News Releases
MILPITAS -- With conveyor belts whirring and new equipment gleaming, a Phoenix-based recycling and trash-hauling company on Thursday opened what it is billing as the largest recycling plant in the world in the heart of Silicon Valley.
Republic Services, for years known as BFI, christened the $55 million facility on Dixon Landing Road in Milpitas, adjacent to the Newby Island Landfill, which it also operates.
The 80,000-square-foot recycling plant can process up to 420,000 tons of waste a year, as high-tech equipment picks through mountains of trash and separate plastics, office paper, aluminum cans, wood, cardboard and other materials that can then be resold -- instead of going into the landfill.
"Everything you are looking at previously was going straight to the landfill," said Steve Miller, president of Bulk Handling Systems, the Eugene, Ore., company that built the recycling machinery. "Now it's being recovered."
The plant replaces a smaller recycling operation on the same site.
It is the result of the San Jose City Council's decision last year to award a 15-year contract to Republic to collect and process all of the trash and recycled materials from every business in San Jose.
There are roughly 8,000 business in San Jose whose trash and recyclables go to the plant. As part of the contract, the city required Republic to divert 80 percent of all the waste away from landfills, or the company will face penalties.
"Landfills are a rare species," said Cheryl Wessling, a spokeswoman for San Jose's Environmental Services Department. "This project benefits everyone, because the alternatives -- either build another landfill or haul the waste long distances out of the county -- are expensive."
Businesses generate about one-third of all the refuse in San Jose, Wessling said. Another third comes from all residential customers, and the final third comes from construction debris.
Gil Cheso, division manager for Republic, said by diverting 80 percent of the material from San Jose's businesses out of the waste stream and reusing it to make new paper, glass and plastic products, the life of Newby Island landfill will be extended by at least seven to 10 years
Before the Newby Island plant was built and the exclusive contract given to Republic, there were roughly 20 different companies that hauled business waste in San Jose to various locations, recovering only about a third of the material for recycling.
Although the plant takes all of San Jose's business waste, it does not process residential recycled materials, yard waste or garbage from San Jose. There are four other companies with contracts to do that: California Waste Solutions, Garden City Sanitation, GreenWaste and GreenTeam.
The plant does process garbage and recycled materials from residential customers in about a dozen cities, including Milpitas, and ranging from Salinas to Elk Grove.
Inside the plant on Thursday, 80 workers with hard hats, yellow vests and earplugs separated materials. The five-story facility, which took a year to build, has 1.5 miles of conveyor belts, 307 motors and roughly 60,000 bolts.

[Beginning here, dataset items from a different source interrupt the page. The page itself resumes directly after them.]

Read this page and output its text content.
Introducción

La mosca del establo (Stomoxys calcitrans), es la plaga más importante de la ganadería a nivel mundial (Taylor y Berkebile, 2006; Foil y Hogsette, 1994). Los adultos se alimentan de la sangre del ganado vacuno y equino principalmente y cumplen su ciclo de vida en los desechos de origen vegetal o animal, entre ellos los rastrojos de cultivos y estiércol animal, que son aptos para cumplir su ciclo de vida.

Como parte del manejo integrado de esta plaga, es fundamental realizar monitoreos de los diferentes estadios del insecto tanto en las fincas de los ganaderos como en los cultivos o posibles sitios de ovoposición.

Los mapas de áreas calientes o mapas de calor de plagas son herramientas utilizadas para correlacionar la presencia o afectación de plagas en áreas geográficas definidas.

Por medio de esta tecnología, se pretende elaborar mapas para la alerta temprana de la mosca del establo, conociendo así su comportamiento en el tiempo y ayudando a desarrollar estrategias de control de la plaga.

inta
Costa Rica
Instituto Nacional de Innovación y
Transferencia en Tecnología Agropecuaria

Some parts are basic: workers hand pick plastic pieces from cardboard and newspaper on a conveyor belt, for example. Other parts are heavy industry: magnets, balers and drum separators. And others are cutting-edge, such as the optical system that zaps millions of plastic bottles and uses spectrometers to measure the wavelengths of light coming off them, and then organizes them with pneumatic devices that send puffs of air out to sort each type.
The city's decision to give all its commercial recycling and garbage hauling business to one company raised the bills of roughly half of the 8,000 businesses affected, and lowered the other half, depending on how much waste they were generating and who their previous hauler was.
Much of the paper the plant recycles is sold to China, where it is shipped from the port of Oakland and turned into new cardboard boxes, tissues and office paper. Aluminum and plastic stay in the United States.
Where a generation ago, a garbage company's main business was to collect junk nobody wanted and dump it in landfills, today, the industry is using high-end computer and aerospace technology to carefully sift the waste of millions of people, bundle it and sell it for a profit.
"This is state of the art," said Miller, grinning ear-to-ear.